And consider - The verb ישימו yasimu, without לב leb added, cannot signify to apply the heart, or to attend to a thing, as Houbigant has observed; he therefore reads ישמו yashshemu, they shall wonder. The conjecture is ingenious; but it is much more probable that the word לב leb is lost out of the text; for all the ancient versions render the phrase to the same sense, as if it were fully expressed, לב ישימו yasimu leb ; and the Chaldee renders it paraphrastically, yet still retaining the very words in his paraphrase, לבהון על דחלתי ושוון vishavvun dechalti al lebehon, "that they may put my fear in their heart." See also Isaiah 41:22, where the same phrase is used.
That they - The Jews, the people who shall be rescued from their long captivity, and restored again to their own land.
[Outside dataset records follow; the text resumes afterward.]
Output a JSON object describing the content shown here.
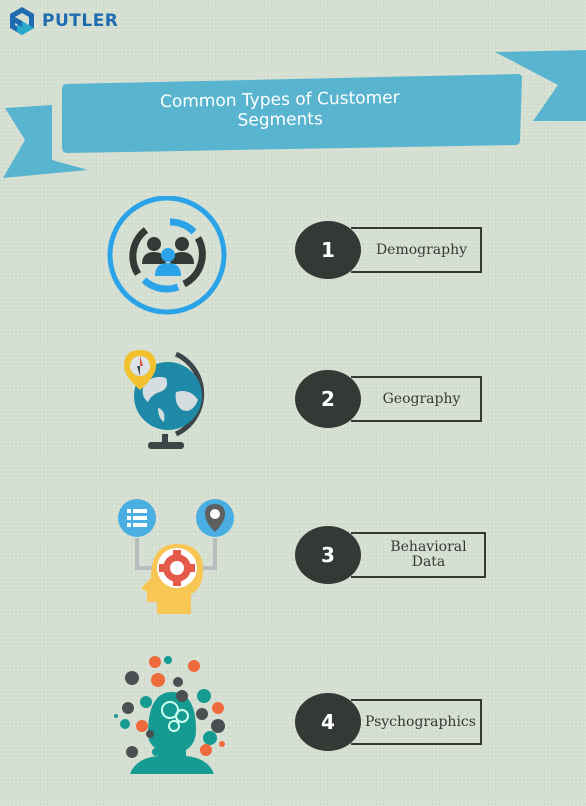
{
  "brand": {
    "name": "PUTLER",
    "color": "#1e6bb0"
  },
  "banner": {
    "title": "Common Types of Customer Segments",
    "color": "#58b4cf"
  },
  "segments": [
    {
      "number": "1",
      "label": "Demography",
      "icon": "demography-users-icon"
    },
    {
      "number": "2",
      "label": "Geography",
      "icon": "globe-compass-icon"
    },
    {
      "number": "3",
      "label": "Behavioral Data",
      "icon": "head-gear-icon"
    },
    {
      "number": "4",
      "label": "Psychographics",
      "icon": "head-social-icons-icon"
    }
  ],
  "colors": {
    "dark": "#333a35",
    "accent_blue": "#2ba3e8",
    "background": "#d4dfd1"
  }
}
So rich and unexpected would be the blessings - as if in a pathless desert the most beautiful and refreshing trees and fountains should suddenly spring up - that they would have the fullest demonstration that they came from God.
Hath created it - That is, all this is to be traced to him. In the apocryphal book of Baruch there is an expression respecting the return from Babylon remarkably similar to that which is used here by Isaiah: ‹Even the woods and every sweet-smelling tree shall overshadow Israel by the commandment of God‘ Isaiah 5:8.